Kamal Djunaidi, pemain Persijap ketika itu, mencetak gol semata wayang, namun meninggal di tengah lapangan karena sambaran petir. Namanya ditahbiskan menjadi nama stadion markas timnya dan melegenda hingga sekarang.
Fanatisme dan kecintaan suporter Jepara terbangun di era ini. Sembilan tahun kemudian, Persijap yunior yang juga bermarkas di Kamal Djunaidi memboyong Piala Suratin, lambang supremasi kompetisi sepakbola remaja nasional di bawah kepelatihan Lasidin.
Saat itu tim senior berkiprah di Divisi II, hingga akhirnya promosi ke Divisi I pada 1992. Untuk kali kedua Piala Suratin kembali ke Kota Ukir, ketika tim ditangani Pelatih Yudi Suryata pada 1998. Tiga tahun kemudian, Stadion Kamal Djunaidi menjadi saksi promosi Persijap ke Divisi Utama atau setahun sebelum yuniornya untuk kali ketiga merebut kembali Piala Suratin di bawah tangah dingin Yudi Suryata. Namun setelah itu tim terdegradasi.
Dalam sejarah, Persipura Jayapura yang menjadi tim elit, selalu kalah di Kamal Djunaidi. Bermain tiga kali, pada 2001, 2005, dan 2007 Mutiara Hitam selalu kalah 0-2. Rusuh penonton pernah terjadi, ketika Persijap kalah 0-3 dari Persebaya pada 2001. Hal yang sama juga terjadi pada 2006 saat bermain imbang dengan PSIS Semarang. Dan, tim di bawah Manajer Edy Sujatmiko dan Pelatih Yudi Suryata pada akhir 2007 itu meraih tiket Superliga 2008.
Kamal Djunaidi yang hanya berkapasitas 12.000 penonton dan terbatasnya sarana pendukung, tak memenuhi standar Konfederasi Sepakbola Asia (AFC) sebagai tempat digelarnya laga Superliga. Tak pelak, Stadion GBK yang dibangun sejak 2004 di Kelurahan Ujungbatu, sekitar 900 meter dari pusat kota menjadi pilihan utama. Dana Rp 12,5 miliar dikucurkan dari APBD 2008 untuk menuntaskan pembangunan. Dulu kawasan pinggir pantai itu adalah lahan pertambakan kumuh.
Kepala Dinas Pekerjaan Umum Jepara Ir Sholih MM menargetkan pembangunan stadion baru itu akan kelar pada Juli 2008. ''Pertengahan Februari ini lelang proyek dilakukan. Prioritasnya memang bisa difungsikan untuk Superliga,'' katanya, Sabtu (2/2).

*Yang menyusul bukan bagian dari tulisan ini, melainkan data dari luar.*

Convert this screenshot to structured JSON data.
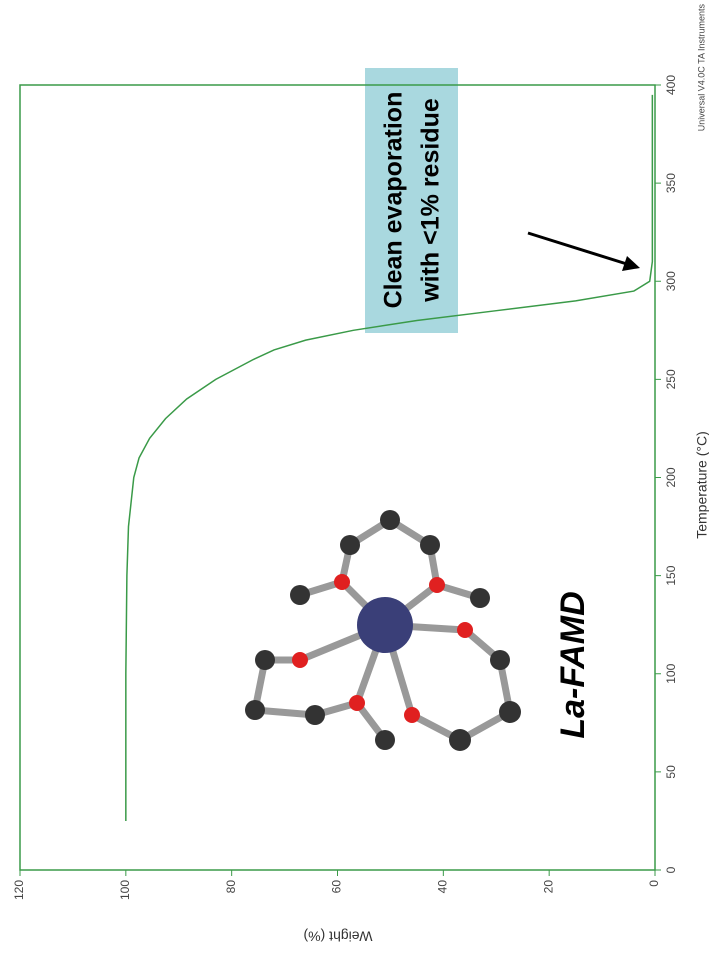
{
  "chart_data": {
    "type": "line",
    "x_label": "Temperature (°C)",
    "y_label": "Weight (%)",
    "x": [
      25,
      50,
      100,
      150,
      175,
      200,
      210,
      220,
      230,
      240,
      250,
      260,
      265,
      270,
      275,
      280,
      285,
      290,
      295,
      300,
      310,
      350,
      395
    ],
    "series": [
      {
        "color": "#3a9a48",
        "values": [
          100,
          100,
          100,
          99.8,
          99.5,
          98.5,
          97.5,
          95.5,
          92.5,
          88.5,
          83,
          76,
          72,
          66,
          57,
          45,
          30,
          15,
          4,
          1,
          0.5,
          0.5,
          0.5
        ]
      }
    ],
    "xlim": [
      0,
      400
    ],
    "xticks": [
      0,
      50,
      100,
      150,
      200,
      250,
      300,
      350,
      400
    ],
    "ylim": [
      0,
      120
    ],
    "yticks": [
      0,
      20,
      40,
      60,
      80,
      100,
      120
    ],
    "annotations": [
      "Clean evaporation",
      "with <1% residue",
      "La-FAMD"
    ],
    "footer": "Universal V4.0C TA Instruments"
  }
}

Konsentrasi penyempurnaan ada pada rumput stadion, penambahan tribune, lampu, jalan, serta infrastruktur pendukung di dalam stadion. GBK akan lebih terang dan rindang. Daya listrik yang akan dipasang mencapai 160.000 watt dengan biaya Rp 2 miliar, lebih besar dari Kamal Djunadi yang hanya 90.000 watt.
Di luar stadion, hutan kota telah ditanam sejak 2006. Agar kawasan bisa menjadi ruang publik untuk berolahraga dan santai, tahun ini kembali dianggarkan Rp 500 juta. Terdapat enam pintu masuk untuk penonton dan satu pintu utama untuk tim. Kamar ganti pemain, press room, dan ruang perangkat pertandingan ber-AC. Area parkir juga jauh lebih luas dari Kamal Djunaidi.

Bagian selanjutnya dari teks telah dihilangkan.